# Learning From the Natives



## Nomadic Wolf (Apr 15, 2017)

I want to backpack, hitchhike, train hop, and nomad my way across the country. Nonetheless, I must give need to the original fuel behind my drive, which was the quest for knowledge regarding wilderness survival and self-reliance. With this in mind, I turn to the natives of north America. Who better to learn from than them? The only problem is that I have no idea where to look, who to go to, or what it will cost in monetary terms.

Does anyone know where I could go to learn from native Americans in the continental US (as inexpensively as possible)?


----------



## marmar (May 16, 2017)

Nomadic Wolf said:


> I want to backpack, hitchhike, train hop, and nomad my way across the country. Nonetheless, I must give need to the original fuel behind my drive, which was the quest for knowledge regarding wilderness survival and self-reliance. With this in mind, I turn to the natives of north America. Who better to learn from than them? The only problem is that I have no idea where to look, who to go to, or what it will cost in monetary terms.
> 
> Does anyone know where I could go to learn from native Americans in the continental US (as inexpensively as possible)?

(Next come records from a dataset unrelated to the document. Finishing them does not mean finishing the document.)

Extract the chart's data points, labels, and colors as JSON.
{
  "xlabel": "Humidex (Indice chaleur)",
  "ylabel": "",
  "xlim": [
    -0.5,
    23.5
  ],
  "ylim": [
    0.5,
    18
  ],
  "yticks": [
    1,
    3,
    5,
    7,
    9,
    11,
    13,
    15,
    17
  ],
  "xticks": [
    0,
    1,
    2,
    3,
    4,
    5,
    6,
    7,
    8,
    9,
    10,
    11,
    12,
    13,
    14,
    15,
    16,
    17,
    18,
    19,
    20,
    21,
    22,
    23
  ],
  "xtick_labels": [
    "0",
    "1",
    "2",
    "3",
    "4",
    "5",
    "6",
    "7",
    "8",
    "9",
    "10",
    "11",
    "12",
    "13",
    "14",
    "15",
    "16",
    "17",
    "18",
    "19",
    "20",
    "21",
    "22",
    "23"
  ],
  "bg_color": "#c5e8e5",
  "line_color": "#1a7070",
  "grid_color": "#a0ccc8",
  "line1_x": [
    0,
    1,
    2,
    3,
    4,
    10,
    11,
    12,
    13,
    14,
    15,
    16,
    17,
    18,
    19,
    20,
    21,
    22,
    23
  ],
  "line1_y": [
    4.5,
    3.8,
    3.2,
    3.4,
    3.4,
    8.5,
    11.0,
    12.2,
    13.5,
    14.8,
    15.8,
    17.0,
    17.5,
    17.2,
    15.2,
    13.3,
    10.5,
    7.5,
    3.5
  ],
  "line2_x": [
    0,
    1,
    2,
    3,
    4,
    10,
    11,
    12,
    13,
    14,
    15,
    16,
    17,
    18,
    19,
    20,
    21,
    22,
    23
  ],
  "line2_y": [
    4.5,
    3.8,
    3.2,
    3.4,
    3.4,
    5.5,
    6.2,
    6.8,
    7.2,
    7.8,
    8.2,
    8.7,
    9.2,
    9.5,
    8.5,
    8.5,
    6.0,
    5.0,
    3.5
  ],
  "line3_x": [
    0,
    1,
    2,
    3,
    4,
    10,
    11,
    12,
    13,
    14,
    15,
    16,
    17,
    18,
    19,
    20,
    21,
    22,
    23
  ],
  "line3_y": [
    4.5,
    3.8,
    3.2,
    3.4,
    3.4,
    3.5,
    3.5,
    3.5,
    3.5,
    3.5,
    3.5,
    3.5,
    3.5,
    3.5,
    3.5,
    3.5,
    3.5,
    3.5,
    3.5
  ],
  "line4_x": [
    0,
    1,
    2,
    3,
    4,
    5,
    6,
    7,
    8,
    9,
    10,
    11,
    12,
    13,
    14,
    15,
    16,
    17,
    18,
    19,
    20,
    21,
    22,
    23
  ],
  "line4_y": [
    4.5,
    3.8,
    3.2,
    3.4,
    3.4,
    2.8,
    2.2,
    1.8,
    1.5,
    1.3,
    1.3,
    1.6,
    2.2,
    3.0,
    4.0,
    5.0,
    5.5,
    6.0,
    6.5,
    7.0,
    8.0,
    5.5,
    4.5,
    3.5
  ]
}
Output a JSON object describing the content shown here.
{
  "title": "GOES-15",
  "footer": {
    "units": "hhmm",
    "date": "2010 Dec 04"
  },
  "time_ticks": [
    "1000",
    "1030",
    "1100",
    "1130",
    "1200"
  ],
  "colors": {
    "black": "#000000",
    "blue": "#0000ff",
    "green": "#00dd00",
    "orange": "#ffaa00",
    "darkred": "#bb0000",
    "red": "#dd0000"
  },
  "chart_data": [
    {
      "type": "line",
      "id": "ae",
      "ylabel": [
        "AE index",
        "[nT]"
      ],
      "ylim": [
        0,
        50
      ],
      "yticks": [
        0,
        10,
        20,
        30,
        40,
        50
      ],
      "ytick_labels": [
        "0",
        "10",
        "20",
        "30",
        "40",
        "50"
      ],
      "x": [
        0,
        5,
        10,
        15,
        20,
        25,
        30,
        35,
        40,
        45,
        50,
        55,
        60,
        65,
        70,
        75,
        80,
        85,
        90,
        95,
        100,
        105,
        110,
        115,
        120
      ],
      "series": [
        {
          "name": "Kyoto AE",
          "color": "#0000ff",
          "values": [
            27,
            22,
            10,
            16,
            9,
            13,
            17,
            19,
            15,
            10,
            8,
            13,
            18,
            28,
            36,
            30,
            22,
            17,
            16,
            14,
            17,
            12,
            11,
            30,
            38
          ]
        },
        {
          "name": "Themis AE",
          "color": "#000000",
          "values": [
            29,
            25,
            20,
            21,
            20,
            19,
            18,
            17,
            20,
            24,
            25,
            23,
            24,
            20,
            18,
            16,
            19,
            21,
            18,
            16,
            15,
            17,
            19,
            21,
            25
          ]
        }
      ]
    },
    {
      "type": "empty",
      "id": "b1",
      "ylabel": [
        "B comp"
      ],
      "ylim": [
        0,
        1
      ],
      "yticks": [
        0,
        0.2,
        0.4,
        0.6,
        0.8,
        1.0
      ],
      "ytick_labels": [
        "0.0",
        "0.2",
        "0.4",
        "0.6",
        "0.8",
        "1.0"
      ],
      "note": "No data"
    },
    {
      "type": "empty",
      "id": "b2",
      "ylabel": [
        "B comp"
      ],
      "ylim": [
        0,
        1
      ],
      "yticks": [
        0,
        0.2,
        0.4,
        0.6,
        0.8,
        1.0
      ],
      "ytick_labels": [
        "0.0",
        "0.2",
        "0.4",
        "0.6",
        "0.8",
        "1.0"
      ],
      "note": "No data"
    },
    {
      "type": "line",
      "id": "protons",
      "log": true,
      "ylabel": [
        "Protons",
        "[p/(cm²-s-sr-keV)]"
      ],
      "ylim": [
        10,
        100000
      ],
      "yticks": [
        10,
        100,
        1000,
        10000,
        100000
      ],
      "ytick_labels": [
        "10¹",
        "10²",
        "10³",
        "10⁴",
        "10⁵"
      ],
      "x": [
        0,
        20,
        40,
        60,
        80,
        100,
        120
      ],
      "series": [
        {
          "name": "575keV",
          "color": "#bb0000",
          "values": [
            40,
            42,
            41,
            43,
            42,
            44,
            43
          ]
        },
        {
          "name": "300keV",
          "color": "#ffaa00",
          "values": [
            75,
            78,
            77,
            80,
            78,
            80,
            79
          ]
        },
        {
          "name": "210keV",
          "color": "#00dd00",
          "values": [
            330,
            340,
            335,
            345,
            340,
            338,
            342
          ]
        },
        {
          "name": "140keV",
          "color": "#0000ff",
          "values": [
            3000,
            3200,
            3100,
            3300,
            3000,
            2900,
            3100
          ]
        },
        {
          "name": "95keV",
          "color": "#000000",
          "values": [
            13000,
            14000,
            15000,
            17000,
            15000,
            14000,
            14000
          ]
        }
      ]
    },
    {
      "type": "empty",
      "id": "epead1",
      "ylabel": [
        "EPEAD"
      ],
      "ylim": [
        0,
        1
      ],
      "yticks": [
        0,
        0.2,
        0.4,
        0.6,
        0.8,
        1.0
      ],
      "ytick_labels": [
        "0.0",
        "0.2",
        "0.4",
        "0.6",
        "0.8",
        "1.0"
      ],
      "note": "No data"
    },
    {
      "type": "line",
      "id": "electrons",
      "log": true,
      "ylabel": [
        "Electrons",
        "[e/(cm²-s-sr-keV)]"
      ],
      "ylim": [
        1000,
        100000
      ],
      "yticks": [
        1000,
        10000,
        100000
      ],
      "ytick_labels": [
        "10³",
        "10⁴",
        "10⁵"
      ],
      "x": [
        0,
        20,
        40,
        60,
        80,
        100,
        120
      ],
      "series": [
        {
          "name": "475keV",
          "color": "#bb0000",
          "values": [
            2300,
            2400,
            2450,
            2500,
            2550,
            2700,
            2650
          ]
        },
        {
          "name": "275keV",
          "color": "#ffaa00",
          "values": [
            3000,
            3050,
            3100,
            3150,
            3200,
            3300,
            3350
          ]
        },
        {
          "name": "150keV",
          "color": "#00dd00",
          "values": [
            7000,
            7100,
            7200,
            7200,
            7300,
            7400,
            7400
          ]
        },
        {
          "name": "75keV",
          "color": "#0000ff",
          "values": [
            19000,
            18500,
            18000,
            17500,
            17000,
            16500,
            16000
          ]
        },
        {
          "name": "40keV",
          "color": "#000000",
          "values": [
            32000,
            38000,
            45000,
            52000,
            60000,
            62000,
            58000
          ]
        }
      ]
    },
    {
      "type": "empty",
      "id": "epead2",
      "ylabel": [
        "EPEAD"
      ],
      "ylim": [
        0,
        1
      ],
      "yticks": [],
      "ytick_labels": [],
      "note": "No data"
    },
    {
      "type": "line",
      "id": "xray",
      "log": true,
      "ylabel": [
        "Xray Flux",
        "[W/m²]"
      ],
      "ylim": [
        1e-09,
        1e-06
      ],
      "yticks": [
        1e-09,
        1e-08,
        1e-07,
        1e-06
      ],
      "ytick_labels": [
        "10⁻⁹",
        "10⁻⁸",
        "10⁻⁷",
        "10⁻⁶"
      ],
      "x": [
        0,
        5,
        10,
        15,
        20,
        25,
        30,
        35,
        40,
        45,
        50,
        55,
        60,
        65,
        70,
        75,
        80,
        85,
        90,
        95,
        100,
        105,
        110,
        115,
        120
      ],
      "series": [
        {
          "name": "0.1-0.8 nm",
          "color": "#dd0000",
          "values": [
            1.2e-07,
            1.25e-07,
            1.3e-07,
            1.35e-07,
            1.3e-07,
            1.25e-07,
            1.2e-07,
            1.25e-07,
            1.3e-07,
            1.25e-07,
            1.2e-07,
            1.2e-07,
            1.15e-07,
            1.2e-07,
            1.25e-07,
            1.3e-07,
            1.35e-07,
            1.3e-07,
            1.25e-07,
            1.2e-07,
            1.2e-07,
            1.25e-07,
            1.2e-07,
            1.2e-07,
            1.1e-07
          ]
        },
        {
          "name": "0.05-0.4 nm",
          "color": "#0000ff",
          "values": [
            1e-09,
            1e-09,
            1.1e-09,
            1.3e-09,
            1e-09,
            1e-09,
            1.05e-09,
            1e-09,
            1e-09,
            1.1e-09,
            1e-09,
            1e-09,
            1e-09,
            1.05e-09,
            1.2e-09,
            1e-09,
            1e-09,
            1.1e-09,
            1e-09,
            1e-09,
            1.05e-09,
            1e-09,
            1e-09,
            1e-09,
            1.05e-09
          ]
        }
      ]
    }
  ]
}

I'm afraid the natives that could teach you wilderness survival have being long gone, like you are a couple hundred years late really. The reservations, I'm not an expert, but I think there are different amount of misery drug addiction etc depending on the area. The ones that do well-ish, dont normally keep their houses open for white strangers,just like any other population.
I'd advice to read books on wilderness survival instead


----------